11.2 In the event of any breach by the Customer of the Company's Web Hosting Services terms and conditions the Company reserves the right to take all or any of the following actions:
11.2.1 immediate, temporary or permanent withdrawal by the Company of the Customer's right to use the Company's Web Hosting Services;
11.2.2 immediate, temporary or permanent removal by the Company of any Material uploaded to the Customer's Web Hosting Services Account;
11.2.3 issue by the Company of a warning to the Customer;
11.2.4 issue by the Company of legal proceedings against the Customer for reimbursement of all costs on an indemnity basis (including, but not limited to, reasonable administrative and legal costs) resulting from the breach;
11.2.5 further legal action by the Company against the Customer;
11.2.6 disclosure by the Company to law enforcement authorities of any information that the Company deems appropriate.
11.3 The Company excludes liability for actions taken by the Company in response to breaches by the Customer of the Company's Web Hosting Services terms and conditions. The responses described in these Terms of Service are not limited, and the Company may take any other action it reasonably deems appropriate.
11.4 All correspondence between the Customer and the Company regarding abuse issues must be in writing. Failure by the Customer to respond within forty-eight (48) hours to written communication by email from the Company regarding abuse issues will result in the suspension or termination of Web Hosting Services. Time is of the essence.

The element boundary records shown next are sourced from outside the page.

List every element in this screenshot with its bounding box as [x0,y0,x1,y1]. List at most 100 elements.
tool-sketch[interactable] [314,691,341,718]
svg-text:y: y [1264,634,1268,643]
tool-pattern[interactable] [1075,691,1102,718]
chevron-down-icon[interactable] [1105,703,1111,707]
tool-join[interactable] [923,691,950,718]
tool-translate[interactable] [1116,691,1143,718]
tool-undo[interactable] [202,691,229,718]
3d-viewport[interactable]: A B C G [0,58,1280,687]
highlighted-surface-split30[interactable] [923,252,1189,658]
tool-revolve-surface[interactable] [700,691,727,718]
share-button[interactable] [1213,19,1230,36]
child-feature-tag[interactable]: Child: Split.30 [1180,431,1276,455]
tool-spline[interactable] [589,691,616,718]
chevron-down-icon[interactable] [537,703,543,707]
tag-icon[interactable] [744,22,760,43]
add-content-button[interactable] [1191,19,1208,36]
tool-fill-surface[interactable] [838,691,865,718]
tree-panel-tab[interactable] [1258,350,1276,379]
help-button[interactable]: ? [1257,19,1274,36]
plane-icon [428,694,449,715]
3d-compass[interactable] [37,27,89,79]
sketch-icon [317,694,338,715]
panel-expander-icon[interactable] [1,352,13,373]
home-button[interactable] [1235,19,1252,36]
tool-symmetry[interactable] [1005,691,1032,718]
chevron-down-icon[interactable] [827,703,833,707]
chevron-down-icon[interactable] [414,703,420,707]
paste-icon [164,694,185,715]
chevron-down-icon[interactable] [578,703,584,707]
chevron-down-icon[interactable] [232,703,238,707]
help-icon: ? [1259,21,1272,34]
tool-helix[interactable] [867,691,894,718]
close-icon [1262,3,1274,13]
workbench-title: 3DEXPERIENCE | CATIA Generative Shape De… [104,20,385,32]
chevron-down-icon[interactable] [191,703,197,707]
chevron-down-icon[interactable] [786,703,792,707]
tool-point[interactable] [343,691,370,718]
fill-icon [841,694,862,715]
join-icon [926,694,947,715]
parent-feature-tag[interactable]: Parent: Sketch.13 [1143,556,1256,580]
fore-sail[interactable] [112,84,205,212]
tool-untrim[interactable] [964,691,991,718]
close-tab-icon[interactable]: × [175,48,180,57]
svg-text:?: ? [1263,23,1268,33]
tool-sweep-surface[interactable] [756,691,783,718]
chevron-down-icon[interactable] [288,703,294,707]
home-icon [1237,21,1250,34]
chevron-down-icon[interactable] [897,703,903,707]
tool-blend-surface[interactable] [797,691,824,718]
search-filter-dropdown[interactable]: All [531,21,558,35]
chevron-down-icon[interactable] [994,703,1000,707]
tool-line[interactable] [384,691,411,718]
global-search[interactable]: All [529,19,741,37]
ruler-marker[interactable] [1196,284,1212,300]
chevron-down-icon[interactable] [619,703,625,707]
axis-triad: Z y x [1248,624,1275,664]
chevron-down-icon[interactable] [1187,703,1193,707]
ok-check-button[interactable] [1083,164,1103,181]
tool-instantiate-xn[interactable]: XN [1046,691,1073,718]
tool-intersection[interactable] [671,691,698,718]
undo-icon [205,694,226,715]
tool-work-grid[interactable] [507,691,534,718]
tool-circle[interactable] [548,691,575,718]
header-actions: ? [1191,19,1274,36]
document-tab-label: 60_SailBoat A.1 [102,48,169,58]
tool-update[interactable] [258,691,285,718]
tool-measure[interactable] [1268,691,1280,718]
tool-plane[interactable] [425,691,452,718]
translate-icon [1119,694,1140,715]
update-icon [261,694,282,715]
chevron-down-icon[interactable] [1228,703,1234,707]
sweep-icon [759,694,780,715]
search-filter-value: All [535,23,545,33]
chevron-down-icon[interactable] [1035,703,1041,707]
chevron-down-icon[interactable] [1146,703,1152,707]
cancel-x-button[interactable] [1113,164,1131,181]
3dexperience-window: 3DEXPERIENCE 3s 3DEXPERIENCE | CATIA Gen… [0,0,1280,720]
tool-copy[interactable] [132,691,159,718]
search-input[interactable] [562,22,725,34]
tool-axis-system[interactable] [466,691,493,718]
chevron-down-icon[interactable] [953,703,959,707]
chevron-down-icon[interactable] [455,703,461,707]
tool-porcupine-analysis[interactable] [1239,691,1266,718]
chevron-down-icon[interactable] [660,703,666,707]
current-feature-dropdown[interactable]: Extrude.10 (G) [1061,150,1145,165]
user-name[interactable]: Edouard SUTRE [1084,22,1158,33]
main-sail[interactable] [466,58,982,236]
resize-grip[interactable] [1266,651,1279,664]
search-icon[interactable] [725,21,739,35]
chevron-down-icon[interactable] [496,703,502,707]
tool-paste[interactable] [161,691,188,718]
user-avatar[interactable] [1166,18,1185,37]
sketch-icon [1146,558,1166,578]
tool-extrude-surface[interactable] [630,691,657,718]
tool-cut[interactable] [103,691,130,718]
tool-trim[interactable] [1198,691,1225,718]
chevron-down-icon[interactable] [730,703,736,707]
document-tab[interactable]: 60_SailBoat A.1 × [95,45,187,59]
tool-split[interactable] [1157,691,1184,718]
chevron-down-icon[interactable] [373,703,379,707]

12. Disclosure to Law Enforcement
12.1 The Terms of Service specifically prohibit the use of the Company's services for illegal activities. The Customer agrees that the Company may disclose any and all customer information (including assigned IP address, account history and/or account use) to any law enforcement agency that requests such information, provided they posses the proper court-approved warrant, without consent or notification to the Customer.
12.2 The Company is required by law to notify the Police if it becomes aware of the presence of child pornography on, or being transmitted through the Company's systems.